About the job
About Our Team
The Future of Computing Research team is a dynamic applied research unit within the Consumer Devices group at OpenAI. We are dedicated to pioneering innovative methods, models, and evaluation frameworks that propel our vision for the future of computing. Our focus lies at the cutting edge of multimodal AI, transforming emerging model capabilities into product experiences that are not only functional and enjoyable but also foster long-term trust.
Our research delves into a new generation of AI systems capable of learning and evolving over time, adapting to individual needs, and enhancing daily life. This includes exploring long-term memory, user modeling, and personalized systems aligned with broader human goals, values, and overall well-being.
We collaborate closely across multiple disciplines—research, engineering, design, product management, and safety—to define what it means to build AI systems that recognize and respond to user needs in a contextually aware and respectful manner, ensuring demonstrable benefits.
About the Position
We are seeking a passionate Research Engineer/Scientist to join our Future of Computing Research team, focusing on Reinforcement Learning from Human Feedback (RLHF) and post-training techniques for personalized multimodal AI systems.
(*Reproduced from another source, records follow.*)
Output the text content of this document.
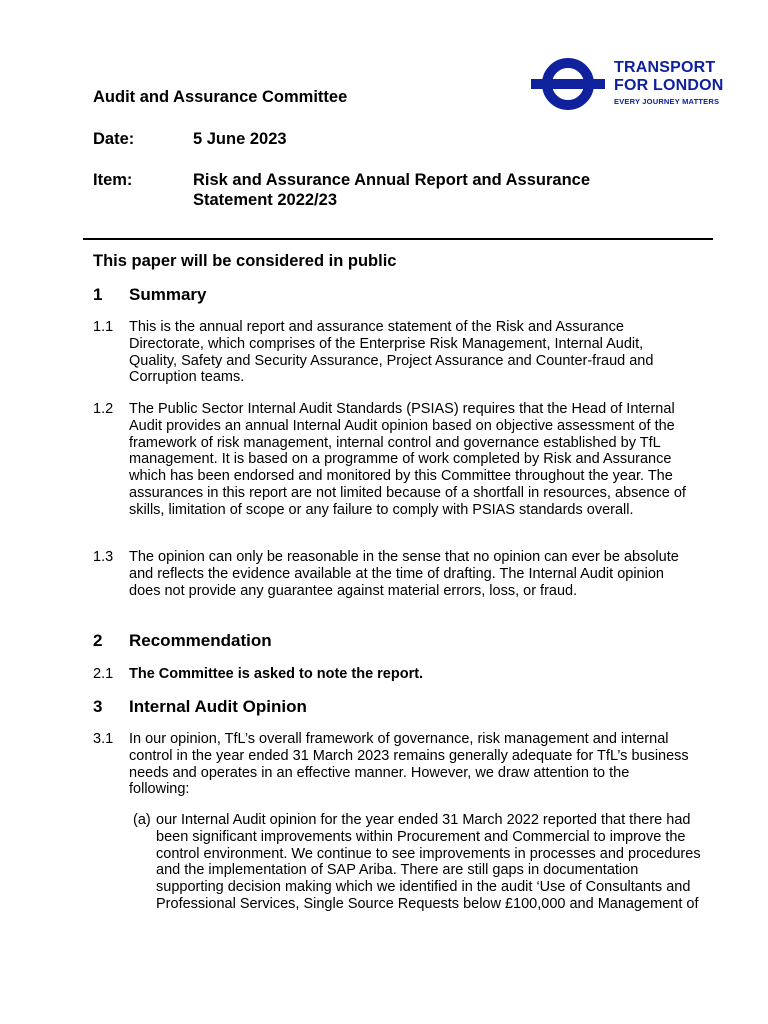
TRANSPORT
FOR LONDON
EVERY JOURNEY MATTERS
Audit and Assurance Committee
Date:	5 June 2023
Item:	Risk and Assurance Annual Report and Assurance Statement 2022/23
This paper will be considered in public
1 Summary
1.1 This is the annual report and assurance statement of the Risk and Assurance Directorate, which comprises of the Enterprise Risk Management, Internal Audit, Quality, Safety and Security Assurance, Project Assurance and Counter-fraud and Corruption teams.
1.2 The Public Sector Internal Audit Standards (PSIAS) requires that the Head of Internal Audit provides an annual Internal Audit opinion based on objective assessment of the framework of risk management, internal control and governance established by TfL management. It is based on a programme of work completed by Risk and Assurance which has been endorsed and monitored by this Committee throughout the year. The assurances in this report are not limited because of a shortfall in resources, absence of skills, limitation of scope or any failure to comply with PSIAS standards overall.
1.3 The opinion can only be reasonable in the sense that no opinion can ever be absolute and reflects the evidence available at the time of drafting. The Internal Audit opinion does not provide any guarantee against material errors, loss, or fraud.
2 Recommendation
2.1 The Committee is asked to note the report.
3 Internal Audit Opinion
3.1 In our opinion, TfL’s overall framework of governance, risk management and internal control in the year ended 31 March 2023 remains generally adequate for TfL’s business needs and operates in an effective manner. However, we draw attention to the following:
(a) our Internal Audit opinion for the year ended 31 March 2022 reported that there had been significant improvements within Procurement and Commercial to improve the control environment. We continue to see improvements in processes and procedures and the implementation of SAP Ariba. There are still gaps in documentation supporting decision making which we identified in the audit ‘Use of Consultants and Professional Services, Single Source Requests below £100,000 and Management of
In this role, you will be instrumental in establishing the learning and evaluation foundations necessary for models to become increasingly context-aware, adaptive, and useful over time. You will tackle challenges such as reward modeling, preference learning, long-horizon evaluation, and policy improvement for systems that are required to make high-quality behavioral decisions in real-world settings. Our success is measured not just by improved benchmark performance but by enhanced model behavior in actual use cases.
The ideal candidate is enthusiastic about advancing beyond simplistic one-turn assistant interactions towards systems that learn and grow through feedback, utilizing richer signals and training against meaningful notions of user value. This requires a thoughtful approach to reward design, feedback mechanisms, and evaluation frameworks that assess the long-term benefits of interventions.
This position is based in San Francisco, CA, with a hybrid work model of four days in the office each week. We also provide relocation assistance for new hires.
Key Responsibilities:
Develop RLHF and post-training strategies for multimodal models.
Create reward models and preference-learning pipelines to foster adaptive, personalized model behavior.
Engage in long-term evaluation and policy refinement to enhance user interactions.